From what we have been saying, it follows that Being-in is not a 'property' which Dasein sometimes has and sometimes does not have, and without which it could be just as well as it could with it. It is not the case that man 'is' and then has, by way of an extra, a relationship-of-Being towards the 'world'—a world with which he provides himself occasionally.2 Dasein is never 'proximally' an entity which is, so to speak, free from Being-in, but which sometimes has the inclination to take up a 'relationship' towards the world. Taking up relationships towards the world is possible only because Dasein, as Being-in-the-world, is as it is. This state of Being does not arise just because some other entity is present-at-hand outside of Dasein and meets up with it. Such an entity can 'meet up with' Dasein only in so far as it can, of its own accord, show itself within a world.

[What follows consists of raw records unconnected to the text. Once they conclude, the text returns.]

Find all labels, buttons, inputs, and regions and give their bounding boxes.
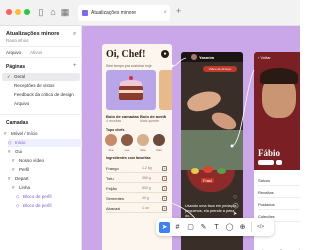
- layer-item[interactable]: # Linha: [12, 184, 92, 192]
- page-item[interactable]: Arquivo: [2, 100, 80, 108]
- maximize-window-button[interactable]: [24, 9, 30, 15]
- page-label: Receptões de vistos: [14, 83, 55, 88]
- layers-header: Camadas: [6, 120, 29, 126]
- component-icon: ◇: [16, 194, 20, 199]
- layer-label: Linha: [19, 185, 31, 190]
- search-icon[interactable]: ⌕: [73, 31, 76, 38]
- sidebar-tabs: Arquivo Ativos: [0, 46, 82, 58]
- file-name[interactable]: Atualizações minore: [6, 31, 60, 37]
- design-canvas[interactable]: Oi, Chef! ● Sem tempo pra cozinhar hoje …: [82, 26, 300, 250]
- frame-icon: #: [12, 185, 15, 190]
- minimize-window-button[interactable]: [15, 9, 21, 15]
- frame-icon: #: [12, 167, 15, 172]
- file-tab-label: Atualizações minore: [91, 10, 137, 16]
- frame-icon: #: [8, 176, 11, 181]
- page-label: Geral: [14, 74, 26, 79]
- tab-assets[interactable]: Ativos: [30, 50, 42, 55]
- text-tool-icon[interactable]: T: [211, 222, 222, 233]
- layer-item[interactable]: # Móvel / Início: [4, 130, 84, 138]
- file-tab[interactable]: Atualizações minore ×: [78, 5, 170, 21]
- close-tab-icon[interactable]: ×: [163, 10, 167, 16]
- frame-icon: #: [8, 149, 11, 154]
- toolbar-divider: [251, 222, 252, 232]
- component-icon: ◇: [16, 203, 20, 208]
- comment-tool-icon[interactable]: ◯: [224, 222, 235, 233]
- page-item[interactable]: Receptões de vistos: [2, 82, 80, 90]
- layer-item[interactable]: # Depart: [8, 175, 88, 183]
- file-icon: [82, 10, 88, 16]
- pen-tool-icon[interactable]: ✎: [198, 222, 209, 233]
- layer-label: Bloco de perfil: [23, 203, 52, 208]
- layer-label: Inicio: [15, 140, 26, 145]
- connector-node[interactable]: [170, 64, 174, 68]
- component-icon: ◇: [8, 140, 12, 145]
- check-icon: ✓: [7, 74, 11, 79]
- layer-label: Gui: [15, 149, 23, 154]
- close-window-button[interactable]: [6, 9, 12, 15]
- tab-file[interactable]: Arquivo: [6, 50, 21, 55]
- frame-icon: #: [12, 158, 15, 163]
- layer-label: Depart: [15, 176, 29, 181]
- sidebar-toggle-icon[interactable]: ▯: [36, 7, 46, 17]
- connector-node[interactable]: [230, 144, 234, 148]
- home-icon[interactable]: ⌂: [48, 7, 58, 17]
- move-tool-icon[interactable]: ➤: [159, 221, 170, 233]
- layer-item[interactable]: # Nosso vídeo: [12, 157, 92, 165]
- connector-line: [171, 57, 187, 67]
- frame-tool-icon[interactable]: #: [172, 222, 183, 233]
- actions-tool-icon[interactable]: ⊕: [237, 222, 248, 233]
- layer-item[interactable]: # Gui: [8, 148, 88, 156]
- dev-mode-toggle[interactable]: </>: [257, 224, 264, 230]
- frame-icon: #: [4, 131, 7, 136]
- divider: [0, 114, 82, 115]
- page-label: Feedback da critica de design: [14, 92, 74, 97]
- pages-header: Páginas: [6, 64, 26, 70]
- layer-label: Perfil: [19, 167, 30, 172]
- layer-item[interactable]: # Perfil: [12, 166, 92, 174]
- layer-label: Bloco de perfil: [23, 194, 52, 199]
- prototype-connections: [161, 57, 255, 233]
- connector-line: [231, 69, 255, 147]
- file-location: Rascunhos: [6, 38, 29, 43]
- window-titlebar: ▯ ⌂ ▦ Atualizações minore × +: [0, 0, 300, 26]
- new-tab-button[interactable]: +: [176, 6, 181, 16]
- layer-label: Nosso vídeo: [19, 158, 45, 163]
- shape-tool-icon[interactable]: ▢: [185, 222, 196, 233]
- layer-item[interactable]: ◇ Inicio: [8, 139, 88, 147]
- page-item[interactable]: Feedback da critica de design: [2, 91, 80, 99]
- layer-label: Móvel / Início: [11, 131, 38, 136]
- add-page-icon[interactable]: +: [73, 63, 77, 69]
- grid-icon[interactable]: ▦: [60, 7, 70, 17]
- page-label: Arquivo: [14, 101, 30, 106]
- bottom-toolbar: ➤ # ▢ ✎ T ◯ ⊕ </>: [156, 218, 274, 236]
- page-item-geral[interactable]: ✓ Geral: [2, 73, 80, 81]
- left-sidebar: Atualizações minore Rascunhos ⌕ Arquivo …: [0, 26, 88, 250]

Nowadays there is much talk about 'man's having an environment [Umwelt]'; but this says nothing ontologically as long as this 'having' is left indefinite. In its very possibility this 'having' is founded upon the [58] existential state of Being-in. Because Dasein is essentially an entity with Being-in, it can explicitly discover those entities which it encounters environmentally, it can know them, it can avail itself of them, it can have the 'world'. To talk about 'having an environment' is ontically trivial, but ontologically it presents a problem. To solve it requires nothing else than defining the Being of Dasein, and doing so in a way which is ontologically adequate. Although this state of Being is one of which use has made in biology, especially since K. von Baer, one must not conclude that its philosophical use implies 'biologism'. For the environment is a structure which even biology as a positive science can never find and can never define, but must presuppose and constantly employ. Yet, even as an a priori condition for the objects which biology takes for its theme, this structure itself can be explained philosophically only if it has been conceived beforehand as a structure of Dasein. Only in terms of an orientation towards the ontological structure thus conceived can 'life' as a state of Being be defined a priori, and this must be done in a privative manner.3


2 'Der Mensch "ist" nicht und hat überdies noch ein Seinsverhältnis zur "Welt", die er sich gelegentlich zulegt.'

3 '... auf dem Wege der Privation ...' The point is that in order to understand life merely as such, we must make abstraction from the fuller life of Dasein. See H. 50 above.